The CDC’s vaccine advisory committee recommends all adult cigarette smokers should get the pneumococcal vaccine. The panel previously advises that as of 2009, adults with asthma should get the vaccine. Adults aged 65 or over and those with chronic sickness are already recommended to get the vaccine.

But more than half of serious invasive pneumococcal diseases happen in people who smoke cigarettes. Smoking just one cigarette a day increases doubly pneumococcal pneumonia risk. There’s nearly a fourfold higher risk in those who smoke 15 to 24 cigarettes a day. More than 24 cigarettes a day increases risk 5.5-fold. Risk increases with number of packs of cigarettes smoked and years of smoking.
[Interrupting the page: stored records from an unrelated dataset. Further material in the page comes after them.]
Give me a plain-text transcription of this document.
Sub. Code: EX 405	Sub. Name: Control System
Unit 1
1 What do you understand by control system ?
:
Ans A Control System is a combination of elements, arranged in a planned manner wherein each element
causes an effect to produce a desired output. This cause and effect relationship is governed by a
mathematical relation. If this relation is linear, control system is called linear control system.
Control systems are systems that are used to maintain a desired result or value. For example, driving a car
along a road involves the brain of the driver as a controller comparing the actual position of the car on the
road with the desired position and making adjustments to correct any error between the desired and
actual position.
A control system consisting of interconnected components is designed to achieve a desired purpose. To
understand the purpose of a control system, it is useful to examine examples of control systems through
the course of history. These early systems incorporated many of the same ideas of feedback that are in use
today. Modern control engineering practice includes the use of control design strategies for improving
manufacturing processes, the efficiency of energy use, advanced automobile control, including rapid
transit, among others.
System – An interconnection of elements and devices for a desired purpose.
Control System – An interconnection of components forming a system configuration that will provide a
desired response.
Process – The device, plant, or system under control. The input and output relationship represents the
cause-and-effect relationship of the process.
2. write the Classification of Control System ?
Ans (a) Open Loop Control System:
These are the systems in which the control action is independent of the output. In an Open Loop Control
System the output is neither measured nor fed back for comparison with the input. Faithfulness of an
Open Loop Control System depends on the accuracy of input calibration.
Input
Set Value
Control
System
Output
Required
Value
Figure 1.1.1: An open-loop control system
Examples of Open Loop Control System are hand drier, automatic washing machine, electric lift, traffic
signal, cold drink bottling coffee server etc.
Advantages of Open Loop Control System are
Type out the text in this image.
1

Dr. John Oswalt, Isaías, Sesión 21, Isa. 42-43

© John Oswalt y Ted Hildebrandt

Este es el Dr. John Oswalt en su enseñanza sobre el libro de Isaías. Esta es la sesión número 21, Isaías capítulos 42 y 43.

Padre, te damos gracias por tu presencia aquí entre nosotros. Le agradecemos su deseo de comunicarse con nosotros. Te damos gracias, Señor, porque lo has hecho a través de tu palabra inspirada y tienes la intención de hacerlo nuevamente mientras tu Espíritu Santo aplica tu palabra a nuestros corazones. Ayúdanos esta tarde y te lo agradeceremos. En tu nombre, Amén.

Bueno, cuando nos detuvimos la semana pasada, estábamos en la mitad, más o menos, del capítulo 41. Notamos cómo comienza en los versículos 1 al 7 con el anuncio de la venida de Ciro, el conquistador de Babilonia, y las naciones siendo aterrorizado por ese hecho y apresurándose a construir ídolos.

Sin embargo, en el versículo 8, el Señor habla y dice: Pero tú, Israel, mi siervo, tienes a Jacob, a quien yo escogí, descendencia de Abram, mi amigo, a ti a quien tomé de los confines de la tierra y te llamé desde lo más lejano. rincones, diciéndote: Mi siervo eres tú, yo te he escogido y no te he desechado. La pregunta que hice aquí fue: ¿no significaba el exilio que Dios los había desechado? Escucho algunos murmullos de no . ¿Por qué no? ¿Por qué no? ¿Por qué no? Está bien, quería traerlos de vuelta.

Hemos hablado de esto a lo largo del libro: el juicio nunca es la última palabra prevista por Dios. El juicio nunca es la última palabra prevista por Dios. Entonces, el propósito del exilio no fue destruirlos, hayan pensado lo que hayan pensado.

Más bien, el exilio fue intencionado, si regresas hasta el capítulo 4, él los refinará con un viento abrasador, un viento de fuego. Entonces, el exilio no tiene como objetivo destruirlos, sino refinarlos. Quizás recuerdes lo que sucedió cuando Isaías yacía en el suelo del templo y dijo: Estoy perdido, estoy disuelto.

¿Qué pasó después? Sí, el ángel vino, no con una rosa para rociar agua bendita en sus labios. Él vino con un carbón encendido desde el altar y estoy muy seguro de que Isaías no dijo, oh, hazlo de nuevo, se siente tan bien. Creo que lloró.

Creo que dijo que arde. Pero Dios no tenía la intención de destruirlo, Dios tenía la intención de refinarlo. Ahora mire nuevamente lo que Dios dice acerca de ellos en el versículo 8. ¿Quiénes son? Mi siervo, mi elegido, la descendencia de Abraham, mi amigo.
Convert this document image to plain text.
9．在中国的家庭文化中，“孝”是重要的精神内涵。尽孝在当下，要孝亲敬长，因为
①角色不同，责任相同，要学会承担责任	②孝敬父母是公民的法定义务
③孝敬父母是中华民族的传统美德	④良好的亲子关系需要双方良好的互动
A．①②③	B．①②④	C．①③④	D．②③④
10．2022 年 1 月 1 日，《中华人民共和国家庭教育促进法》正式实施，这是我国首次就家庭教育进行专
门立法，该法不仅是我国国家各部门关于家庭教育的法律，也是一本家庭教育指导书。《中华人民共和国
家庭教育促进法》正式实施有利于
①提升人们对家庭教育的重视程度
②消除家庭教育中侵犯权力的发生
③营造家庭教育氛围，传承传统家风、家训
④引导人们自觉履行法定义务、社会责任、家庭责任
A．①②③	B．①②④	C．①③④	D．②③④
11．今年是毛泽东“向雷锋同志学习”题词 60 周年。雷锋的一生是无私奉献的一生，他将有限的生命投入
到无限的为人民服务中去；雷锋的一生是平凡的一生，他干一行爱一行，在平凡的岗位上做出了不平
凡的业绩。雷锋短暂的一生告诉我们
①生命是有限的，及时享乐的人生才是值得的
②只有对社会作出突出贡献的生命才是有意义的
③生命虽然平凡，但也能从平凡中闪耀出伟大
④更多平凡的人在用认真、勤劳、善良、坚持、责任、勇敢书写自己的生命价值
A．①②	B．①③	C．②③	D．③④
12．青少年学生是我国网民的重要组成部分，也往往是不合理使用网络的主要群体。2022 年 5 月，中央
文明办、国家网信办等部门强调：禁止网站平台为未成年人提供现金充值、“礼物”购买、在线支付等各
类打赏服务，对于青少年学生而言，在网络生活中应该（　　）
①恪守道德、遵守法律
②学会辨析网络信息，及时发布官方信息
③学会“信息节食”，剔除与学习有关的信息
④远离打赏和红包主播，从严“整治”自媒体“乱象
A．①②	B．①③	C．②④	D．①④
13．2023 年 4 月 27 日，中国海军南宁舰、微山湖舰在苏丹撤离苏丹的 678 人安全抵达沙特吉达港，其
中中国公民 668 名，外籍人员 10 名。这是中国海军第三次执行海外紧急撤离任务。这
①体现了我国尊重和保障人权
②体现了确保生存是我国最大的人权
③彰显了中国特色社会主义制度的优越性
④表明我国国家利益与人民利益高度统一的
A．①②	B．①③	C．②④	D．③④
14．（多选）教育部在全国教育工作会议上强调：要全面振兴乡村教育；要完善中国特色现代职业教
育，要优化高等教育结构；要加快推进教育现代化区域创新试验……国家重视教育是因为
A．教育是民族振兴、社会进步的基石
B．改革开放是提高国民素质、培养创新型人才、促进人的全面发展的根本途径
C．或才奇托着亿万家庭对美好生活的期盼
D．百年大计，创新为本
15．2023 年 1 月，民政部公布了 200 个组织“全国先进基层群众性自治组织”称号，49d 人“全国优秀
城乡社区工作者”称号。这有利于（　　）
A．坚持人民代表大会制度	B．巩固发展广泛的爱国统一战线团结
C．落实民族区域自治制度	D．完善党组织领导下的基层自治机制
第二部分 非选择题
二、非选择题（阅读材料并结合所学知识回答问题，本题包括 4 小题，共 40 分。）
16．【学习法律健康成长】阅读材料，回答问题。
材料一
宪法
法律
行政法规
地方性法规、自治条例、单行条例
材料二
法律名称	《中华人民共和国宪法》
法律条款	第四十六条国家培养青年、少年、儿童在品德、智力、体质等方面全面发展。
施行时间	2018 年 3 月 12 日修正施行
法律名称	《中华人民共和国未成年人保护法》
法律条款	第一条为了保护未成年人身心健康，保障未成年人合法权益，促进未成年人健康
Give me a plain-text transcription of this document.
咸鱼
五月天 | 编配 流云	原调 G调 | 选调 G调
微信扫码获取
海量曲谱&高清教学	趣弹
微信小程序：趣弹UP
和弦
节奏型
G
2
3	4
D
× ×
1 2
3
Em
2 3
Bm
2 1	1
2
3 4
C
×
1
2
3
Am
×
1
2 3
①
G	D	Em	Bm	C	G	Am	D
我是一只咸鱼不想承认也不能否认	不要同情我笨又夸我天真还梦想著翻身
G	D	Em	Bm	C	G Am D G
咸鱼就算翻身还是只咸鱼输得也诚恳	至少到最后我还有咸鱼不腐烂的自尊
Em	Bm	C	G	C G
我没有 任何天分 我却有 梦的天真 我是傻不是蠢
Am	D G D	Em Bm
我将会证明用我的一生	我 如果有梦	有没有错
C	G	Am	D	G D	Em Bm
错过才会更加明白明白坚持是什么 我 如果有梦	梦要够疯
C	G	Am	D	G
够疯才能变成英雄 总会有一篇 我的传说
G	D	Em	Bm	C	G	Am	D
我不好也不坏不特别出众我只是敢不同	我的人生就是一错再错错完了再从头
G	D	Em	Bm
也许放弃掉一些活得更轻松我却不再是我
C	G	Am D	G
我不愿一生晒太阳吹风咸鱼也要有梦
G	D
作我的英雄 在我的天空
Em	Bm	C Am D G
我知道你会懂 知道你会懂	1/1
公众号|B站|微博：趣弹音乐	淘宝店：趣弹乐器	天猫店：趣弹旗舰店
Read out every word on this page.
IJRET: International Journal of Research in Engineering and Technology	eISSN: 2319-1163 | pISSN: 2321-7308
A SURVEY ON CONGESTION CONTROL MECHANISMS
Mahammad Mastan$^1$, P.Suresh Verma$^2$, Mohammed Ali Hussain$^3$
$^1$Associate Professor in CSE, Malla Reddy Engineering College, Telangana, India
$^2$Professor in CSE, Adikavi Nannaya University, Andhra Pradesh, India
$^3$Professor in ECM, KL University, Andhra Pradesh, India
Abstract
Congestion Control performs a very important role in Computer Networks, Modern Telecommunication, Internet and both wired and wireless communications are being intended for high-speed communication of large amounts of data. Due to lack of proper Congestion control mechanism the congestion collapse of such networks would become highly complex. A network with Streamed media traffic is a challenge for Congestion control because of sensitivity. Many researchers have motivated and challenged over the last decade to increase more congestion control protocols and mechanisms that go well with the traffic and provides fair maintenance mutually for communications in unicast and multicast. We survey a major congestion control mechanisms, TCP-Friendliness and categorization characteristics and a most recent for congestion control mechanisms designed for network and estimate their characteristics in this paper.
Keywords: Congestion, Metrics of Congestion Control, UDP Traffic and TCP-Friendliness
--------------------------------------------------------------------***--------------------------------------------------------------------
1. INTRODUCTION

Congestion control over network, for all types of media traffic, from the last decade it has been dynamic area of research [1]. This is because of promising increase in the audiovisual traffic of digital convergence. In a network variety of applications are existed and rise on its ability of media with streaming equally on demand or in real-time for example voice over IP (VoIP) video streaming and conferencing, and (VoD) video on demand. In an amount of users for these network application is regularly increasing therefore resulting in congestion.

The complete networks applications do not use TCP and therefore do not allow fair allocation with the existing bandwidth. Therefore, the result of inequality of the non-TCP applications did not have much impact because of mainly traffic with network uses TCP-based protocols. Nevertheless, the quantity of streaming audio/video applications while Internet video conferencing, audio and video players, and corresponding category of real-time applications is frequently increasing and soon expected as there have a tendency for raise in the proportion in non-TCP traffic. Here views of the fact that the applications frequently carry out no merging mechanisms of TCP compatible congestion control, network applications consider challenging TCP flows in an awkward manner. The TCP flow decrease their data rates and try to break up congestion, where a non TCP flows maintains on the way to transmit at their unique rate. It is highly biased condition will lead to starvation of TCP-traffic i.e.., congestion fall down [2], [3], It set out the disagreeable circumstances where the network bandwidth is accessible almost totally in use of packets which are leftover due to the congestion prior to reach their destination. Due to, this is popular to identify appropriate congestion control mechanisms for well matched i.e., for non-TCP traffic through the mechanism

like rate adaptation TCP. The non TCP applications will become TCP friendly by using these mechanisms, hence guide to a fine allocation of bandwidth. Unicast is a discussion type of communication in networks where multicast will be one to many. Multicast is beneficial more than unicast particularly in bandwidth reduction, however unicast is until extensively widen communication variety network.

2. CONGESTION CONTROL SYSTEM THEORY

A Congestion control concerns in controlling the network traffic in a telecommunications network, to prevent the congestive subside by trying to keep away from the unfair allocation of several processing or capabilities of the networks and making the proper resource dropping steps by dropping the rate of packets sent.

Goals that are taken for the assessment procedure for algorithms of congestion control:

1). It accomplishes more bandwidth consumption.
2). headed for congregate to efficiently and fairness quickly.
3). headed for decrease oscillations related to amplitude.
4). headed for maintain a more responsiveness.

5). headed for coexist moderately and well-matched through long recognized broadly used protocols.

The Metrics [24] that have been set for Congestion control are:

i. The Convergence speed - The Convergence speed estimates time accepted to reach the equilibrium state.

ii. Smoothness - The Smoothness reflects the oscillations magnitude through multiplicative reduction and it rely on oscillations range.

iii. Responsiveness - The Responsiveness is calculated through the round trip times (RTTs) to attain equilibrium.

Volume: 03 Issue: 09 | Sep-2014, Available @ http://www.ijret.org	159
During its prudence, members of the CDC’s Advisory Committee on Immunization Practices (ACIP) wondered whether risk could already be elevated in 19-year-old smokers. However, the panel voted to create a clear recommendation for all smokers, advising the vaccine for all smokers aged 19 and older.

Doctors, who offer the vaccine to smokers, should also offer counseling on giving up smoking.

Currently, vaccination with pneumococcal polysaccharide vaccine is recommended for:

  • Everyone 2 and older with chronic medical conditions such as chronic lung, diabetes, heart, liver or kidney disease, or alcoholism
  • All adults 65 or older
  • People without a functioning spleen
  • People over 2 whose immune systems have been weakened by such conditions as cancer or HIV infection
  • People with sickle cell disease

The Center for Disease Control usually follows the recommendation of the Advisory Committee on Immunization Practices.